Question

There are three coins. One is two headed coin, another is a biased coin that comes up heads 75% of the time and third is an unbiased coin. One of the three coins is chosen at random and tossed, it shows heads, what is the probability that it was the two headed coin?

Answer 1

Let E₁, E₂ and E₃ denote the events of choosing a two-headed coin, a biased coin and an unbiased coin, respectively.

Let A be the event that the coin shows heads.

\[\therefore P\left( E_1 \right) = \frac{1}{3}\]
\[ P\left( E_2 \right) = \frac{1}{3}\]
\[ P\left( E_3 \right) = \frac{1}{3}\]
\[\text{ Now } , \]
\[P\left( A/ E_1 \right) = 1\]
\[P\left( A/ E_2 \right) = 75 \% = \frac{3}{4}\]

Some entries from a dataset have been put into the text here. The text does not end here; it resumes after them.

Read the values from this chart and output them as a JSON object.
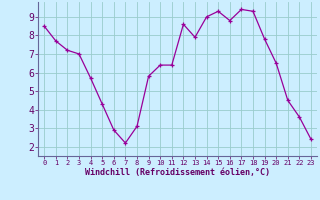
{
  "x": [
    0,
    1,
    2,
    3,
    4,
    5,
    6,
    7,
    8,
    9,
    10,
    11,
    12,
    13,
    14,
    15,
    16,
    17,
    18,
    19,
    20,
    21,
    22,
    23
  ],
  "y": [
    8.5,
    7.7,
    7.2,
    7.0,
    5.7,
    4.3,
    2.9,
    2.2,
    3.1,
    5.8,
    6.4,
    6.4,
    8.6,
    7.9,
    9.0,
    9.3,
    8.8,
    9.4,
    9.3,
    7.8,
    6.5,
    4.5,
    3.6,
    2.4
  ],
  "line_color": "#990099",
  "marker_color": "#990099",
  "bg_color": "#cceeff",
  "grid_color": "#99cccc",
  "xlabel": "Windchill (Refroidissement éolien,°C)",
  "xlim": [
    -0.5,
    23.5
  ],
  "ylim": [
    1.5,
    9.8
  ],
  "yticks": [
    2,
    3,
    4,
    5,
    6,
    7,
    8,
    9
  ],
  "xticks": [
    0,
    1,
    2,
    3,
    4,
    5,
    6,
    7,
    8,
    9,
    10,
    11,
    12,
    13,
    14,
    15,
    16,
    17,
    18,
    19,
    20,
    21,
    22,
    23
  ],
  "axis_color": "#660066",
  "tick_color": "#660066",
  "label_color": "#660066",
  "spine_color": "#666699"
}
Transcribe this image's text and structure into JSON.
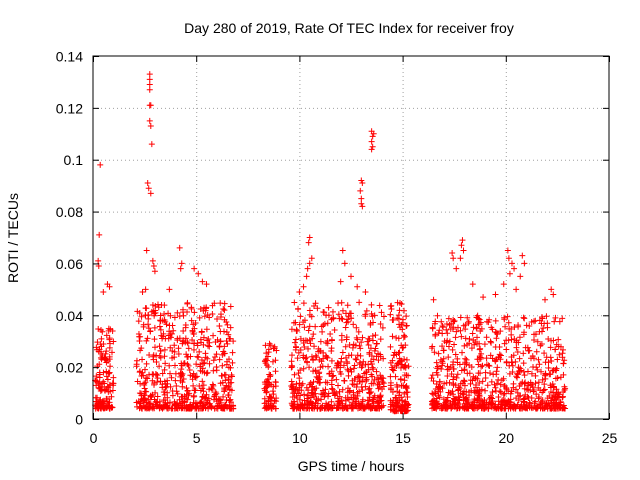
{
  "chart_data": {
    "type": "scatter",
    "title": "Day 280 of 2019, Rate Of TEC Index for receiver froy",
    "xlabel": "GPS time / hours",
    "ylabel": "ROTI / TECUs",
    "xlim": [
      0,
      25
    ],
    "ylim": [
      0,
      0.14
    ],
    "xticks": [
      0,
      5,
      10,
      15,
      20,
      25
    ],
    "xtick_labels": [
      "0",
      "5",
      "10",
      "15",
      "20",
      "25"
    ],
    "yticks": [
      0,
      0.02,
      0.04,
      0.06,
      0.08,
      0.1,
      0.12,
      0.14
    ],
    "ytick_labels": [
      "0",
      "0.02",
      "0.04",
      "0.06",
      "0.08",
      "0.1",
      "0.12",
      "0.14"
    ],
    "grid": true,
    "series": [
      {
        "name": "ROTI",
        "color": "#ff0000",
        "marker": "plus",
        "clusters": [
          {
            "x_range": [
              0.1,
              1.0
            ],
            "y_range": [
              0.004,
              0.035
            ],
            "count": 140
          },
          {
            "x_range": [
              2.1,
              6.8
            ],
            "y_range": [
              0.004,
              0.045
            ],
            "count": 600
          },
          {
            "x_range": [
              8.3,
              8.9
            ],
            "y_range": [
              0.004,
              0.03
            ],
            "count": 80
          },
          {
            "x_range": [
              9.6,
              14.1
            ],
            "y_range": [
              0.004,
              0.045
            ],
            "count": 580
          },
          {
            "x_range": [
              14.4,
              15.3
            ],
            "y_range": [
              0.003,
              0.045
            ],
            "count": 160
          },
          {
            "x_range": [
              16.4,
              22.9
            ],
            "y_range": [
              0.004,
              0.04
            ],
            "count": 800
          }
        ],
        "points": [
          [
            0.35,
            0.098
          ],
          [
            0.3,
            0.071
          ],
          [
            0.25,
            0.061
          ],
          [
            0.28,
            0.059
          ],
          [
            0.5,
            0.049
          ],
          [
            0.7,
            0.052
          ],
          [
            0.8,
            0.051
          ],
          [
            2.75,
            0.133
          ],
          [
            2.75,
            0.131
          ],
          [
            2.75,
            0.129
          ],
          [
            2.75,
            0.127
          ],
          [
            2.8,
            0.121
          ],
          [
            2.75,
            0.121
          ],
          [
            2.75,
            0.115
          ],
          [
            2.8,
            0.113
          ],
          [
            2.85,
            0.106
          ],
          [
            2.65,
            0.091
          ],
          [
            2.7,
            0.089
          ],
          [
            2.8,
            0.087
          ],
          [
            2.6,
            0.065
          ],
          [
            2.9,
            0.061
          ],
          [
            2.95,
            0.059
          ],
          [
            3.0,
            0.057
          ],
          [
            2.4,
            0.049
          ],
          [
            2.55,
            0.05
          ],
          [
            4.2,
            0.066
          ],
          [
            4.3,
            0.06
          ],
          [
            4.25,
            0.058
          ],
          [
            4.9,
            0.058
          ],
          [
            5.1,
            0.056
          ],
          [
            5.3,
            0.053
          ],
          [
            5.5,
            0.052
          ],
          [
            3.7,
            0.05
          ],
          [
            10.5,
            0.07
          ],
          [
            10.45,
            0.068
          ],
          [
            10.6,
            0.062
          ],
          [
            10.5,
            0.06
          ],
          [
            10.4,
            0.058
          ],
          [
            10.35,
            0.055
          ],
          [
            10.2,
            0.051
          ],
          [
            10.0,
            0.049
          ],
          [
            12.1,
            0.065
          ],
          [
            12.2,
            0.06
          ],
          [
            12.0,
            0.053
          ],
          [
            12.5,
            0.055
          ],
          [
            12.8,
            0.051
          ],
          [
            13.2,
            0.049
          ],
          [
            13.0,
            0.092
          ],
          [
            13.05,
            0.091
          ],
          [
            12.95,
            0.088
          ],
          [
            13.0,
            0.085
          ],
          [
            13.0,
            0.083
          ],
          [
            13.05,
            0.082
          ],
          [
            13.5,
            0.111
          ],
          [
            13.6,
            0.11
          ],
          [
            13.55,
            0.109
          ],
          [
            13.5,
            0.107
          ],
          [
            13.55,
            0.105
          ],
          [
            13.5,
            0.104
          ],
          [
            17.4,
            0.064
          ],
          [
            17.45,
            0.062
          ],
          [
            17.9,
            0.069
          ],
          [
            17.85,
            0.067
          ],
          [
            17.95,
            0.065
          ],
          [
            17.8,
            0.062
          ],
          [
            17.6,
            0.058
          ],
          [
            18.4,
            0.052
          ],
          [
            20.1,
            0.065
          ],
          [
            20.15,
            0.062
          ],
          [
            20.3,
            0.06
          ],
          [
            20.4,
            0.058
          ],
          [
            20.2,
            0.056
          ],
          [
            20.8,
            0.063
          ],
          [
            20.9,
            0.06
          ],
          [
            20.7,
            0.055
          ],
          [
            20.5,
            0.05
          ],
          [
            22.2,
            0.05
          ],
          [
            22.3,
            0.048
          ],
          [
            19.9,
            0.052
          ],
          [
            21.9,
            0.046
          ],
          [
            19.5,
            0.048
          ],
          [
            18.9,
            0.047
          ],
          [
            16.5,
            0.046
          ]
        ]
      }
    ]
  }
}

\[P\left( A/ E_2 \right) = \frac{1}{2}\]
\[\text{ Using Bayes' theorem, we get } \]
\[\text{ Required probability } = P\left( E_1 /A \right) = \frac{P\left( E_1 \right)P\left( A/ E_1 \right)}{P\left( E_1 \right)P\left( A/ E_1 \right) + P\left( E_2 \right)P\left( A/ E_2 \right) + + P\left( E_2 \right)P\left( A/ E_2 \right)}\]
\[ = \frac{\frac{1}{3} \times 1}{\frac{1}{3} \times 1 + \frac{1}{3} \times \frac{3}{4} + \frac{1}{3} \times \frac{1}{2}}\]
\[ = \frac{4}{9}\]